Pro Kontra Kewenangan Pengadilan Kasus LP Cebongan
Berita

Pro Kontra Kewenangan Pengadilan Kasus LP Cebongan

Peradilan koneksitas mungkin diterapkan dengan syarat ada unsur sipil terlibat dalam kasus penyerangan LP Cebongan.

Oleh:
M-15/ANT
Bacaan 2 Menit
Pro Kontra Kewenangan Pengadilan Kasus LP Cebongan
Hukumonline

Misteri penyerangan Lembaga Pemasyarakatan (LP) Cebongan, Sleman akhirnya mulai terkuak. Tim investigasi TNI telah mengumumkan temuan mereka tentang pelaku penyerangan yang terjadi pada 23 Maret 2013 itu. Pelakunya adalah 11 oknum dari satuan Korps Pasukan Khusus (Kopassus).

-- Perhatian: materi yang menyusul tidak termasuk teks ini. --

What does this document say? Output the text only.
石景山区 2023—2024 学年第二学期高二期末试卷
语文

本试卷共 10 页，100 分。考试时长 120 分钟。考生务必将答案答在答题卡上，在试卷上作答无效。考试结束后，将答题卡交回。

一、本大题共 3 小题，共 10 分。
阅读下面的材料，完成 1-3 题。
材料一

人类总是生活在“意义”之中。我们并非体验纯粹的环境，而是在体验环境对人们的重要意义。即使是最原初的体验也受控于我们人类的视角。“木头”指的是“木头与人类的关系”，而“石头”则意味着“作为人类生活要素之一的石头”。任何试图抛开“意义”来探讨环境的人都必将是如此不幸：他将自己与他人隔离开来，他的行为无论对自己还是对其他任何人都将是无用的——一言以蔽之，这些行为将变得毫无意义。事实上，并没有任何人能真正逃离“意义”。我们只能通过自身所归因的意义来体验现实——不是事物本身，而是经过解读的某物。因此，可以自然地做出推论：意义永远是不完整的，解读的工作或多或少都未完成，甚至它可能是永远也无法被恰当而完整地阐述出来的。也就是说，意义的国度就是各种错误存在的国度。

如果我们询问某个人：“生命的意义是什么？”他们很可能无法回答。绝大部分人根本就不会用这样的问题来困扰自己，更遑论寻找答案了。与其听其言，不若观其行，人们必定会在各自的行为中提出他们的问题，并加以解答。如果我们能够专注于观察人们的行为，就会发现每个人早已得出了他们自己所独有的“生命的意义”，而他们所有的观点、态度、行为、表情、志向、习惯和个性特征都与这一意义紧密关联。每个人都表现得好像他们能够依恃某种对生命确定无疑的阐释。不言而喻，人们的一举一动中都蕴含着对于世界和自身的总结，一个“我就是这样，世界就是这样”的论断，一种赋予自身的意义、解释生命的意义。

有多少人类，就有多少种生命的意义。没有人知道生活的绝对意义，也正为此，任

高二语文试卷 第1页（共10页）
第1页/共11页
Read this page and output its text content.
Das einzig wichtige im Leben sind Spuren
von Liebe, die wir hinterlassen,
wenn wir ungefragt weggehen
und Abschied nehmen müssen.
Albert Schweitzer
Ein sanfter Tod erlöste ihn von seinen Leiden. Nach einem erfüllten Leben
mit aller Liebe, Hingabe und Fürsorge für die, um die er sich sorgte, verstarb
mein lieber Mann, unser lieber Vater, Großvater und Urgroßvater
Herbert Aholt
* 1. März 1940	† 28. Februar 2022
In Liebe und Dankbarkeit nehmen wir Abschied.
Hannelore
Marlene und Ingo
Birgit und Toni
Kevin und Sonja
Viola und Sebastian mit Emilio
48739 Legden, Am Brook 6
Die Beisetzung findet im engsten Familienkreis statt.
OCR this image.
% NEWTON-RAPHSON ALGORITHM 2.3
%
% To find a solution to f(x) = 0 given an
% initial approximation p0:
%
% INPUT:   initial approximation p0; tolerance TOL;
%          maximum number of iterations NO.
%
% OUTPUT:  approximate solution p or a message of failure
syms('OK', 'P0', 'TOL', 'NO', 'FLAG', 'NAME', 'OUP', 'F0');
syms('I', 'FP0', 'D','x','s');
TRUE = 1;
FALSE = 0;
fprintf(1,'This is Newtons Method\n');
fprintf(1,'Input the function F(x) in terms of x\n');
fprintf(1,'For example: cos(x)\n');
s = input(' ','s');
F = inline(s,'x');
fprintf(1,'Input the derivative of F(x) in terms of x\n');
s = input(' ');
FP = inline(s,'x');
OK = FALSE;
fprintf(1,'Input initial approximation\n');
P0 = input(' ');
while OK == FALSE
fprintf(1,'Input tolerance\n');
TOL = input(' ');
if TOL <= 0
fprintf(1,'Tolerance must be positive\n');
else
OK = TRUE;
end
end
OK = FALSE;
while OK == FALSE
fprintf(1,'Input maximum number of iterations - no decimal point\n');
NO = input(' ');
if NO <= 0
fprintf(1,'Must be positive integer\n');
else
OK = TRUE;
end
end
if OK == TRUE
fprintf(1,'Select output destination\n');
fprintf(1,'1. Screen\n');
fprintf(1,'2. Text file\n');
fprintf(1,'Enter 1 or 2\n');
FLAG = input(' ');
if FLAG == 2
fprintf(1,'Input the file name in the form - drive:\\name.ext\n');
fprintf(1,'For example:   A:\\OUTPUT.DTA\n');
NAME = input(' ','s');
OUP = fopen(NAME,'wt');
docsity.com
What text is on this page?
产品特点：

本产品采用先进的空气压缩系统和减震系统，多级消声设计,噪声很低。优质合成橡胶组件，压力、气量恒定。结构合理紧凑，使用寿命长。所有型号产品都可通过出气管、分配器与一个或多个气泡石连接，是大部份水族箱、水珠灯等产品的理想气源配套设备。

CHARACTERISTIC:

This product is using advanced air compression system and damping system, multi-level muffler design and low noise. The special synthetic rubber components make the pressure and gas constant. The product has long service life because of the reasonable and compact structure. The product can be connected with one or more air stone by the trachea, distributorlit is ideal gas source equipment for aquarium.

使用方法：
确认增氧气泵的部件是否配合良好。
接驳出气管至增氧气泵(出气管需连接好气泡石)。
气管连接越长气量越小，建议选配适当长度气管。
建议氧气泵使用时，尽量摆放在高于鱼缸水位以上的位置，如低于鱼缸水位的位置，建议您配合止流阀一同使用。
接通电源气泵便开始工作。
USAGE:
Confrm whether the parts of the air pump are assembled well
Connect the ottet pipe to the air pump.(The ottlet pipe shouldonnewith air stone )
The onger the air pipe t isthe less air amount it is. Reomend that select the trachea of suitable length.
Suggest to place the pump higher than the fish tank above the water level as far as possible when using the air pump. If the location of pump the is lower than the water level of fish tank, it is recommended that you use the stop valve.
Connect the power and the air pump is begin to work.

"Pelaku adalah sebelas oknum berasal dari Grup 2 Kopassus Kartasura, terdiri atas satu eksekutor dengan inisial U, delapan orang pendukung yang gunakan dua unit Avanza biru dan APV Hitam. Ada juga dua orang menggunakan Feroza yang berusaha cegah tindakan rekan-rekan tersebut, namun tidak berhasil," papar Wakil Komandan Puspom TNI AD Brigjen TNI Unggul T Yudhoyono di Jakarta, Kamis (4/4).

Berdasarkan investigasi tim TNI, motif penyerangan yang mengakibatkan tewasnya empat orang tahanan itu adalah solidaritas korps dan dalam rangka membela kehormatan satuan. Tindakan 11 oknum Kopassus itu diduga terkait dengan wafatnya Heru Santoso (31), anggota Kopassus Kandang Menjangan, Kartasura, di Hugo's Cafe Maguwoharjo pada 19 Maret 2013.

Dikatakan Unggul, Heru Santoso adalah atasan dari pelaku penyerangan. Tidak sekadar atasan, Heru juga diketahui pernah berjasa menyelamatkan pelaku penyerangan dalam sebuah tugas operasi Kopassus.

Setelah teka-teki pelaku penyerangan terjawab, kini muncul perdebatan seputar kewenangan pengadilan atas kasus ini. Pihak TNI telah menegaskan bahwa 11 pelaku penyerangan akan disidang di pengadilan militer. Namun, keputusan ini ditentang oleh kalangan LSM.

Koordinator Kontras, Harris Azhar berpendapat proses peradilan terhadap pelaku penyerangan LP Cebongan seharusnya di pengadilan umum. Alasannya, menurut Harris, tindakan para penyerang LP Cebongan adalah kejahatan umum. “Kan peradilan itu berbasis pada tindakan bukan pada orang,” ujar Harris kepada hukumonline via telepon, Kamis malam (4/4).

Pernyataan Harris senada dengan siaran pers sejumlah LSM, termasuk juga Kontras, pada 24 Maret 2013. Intinya, mereka mendesak agar oknum TNI yang menjadi pelaku penyerangan diadili berdasarkan mekanisme peradilan umum. Menurut Kontras dkk, sebagai perwujudan asas equality before the law, maka anggota TNI harus diperlakukan sama dengan warga negara pada umumnya.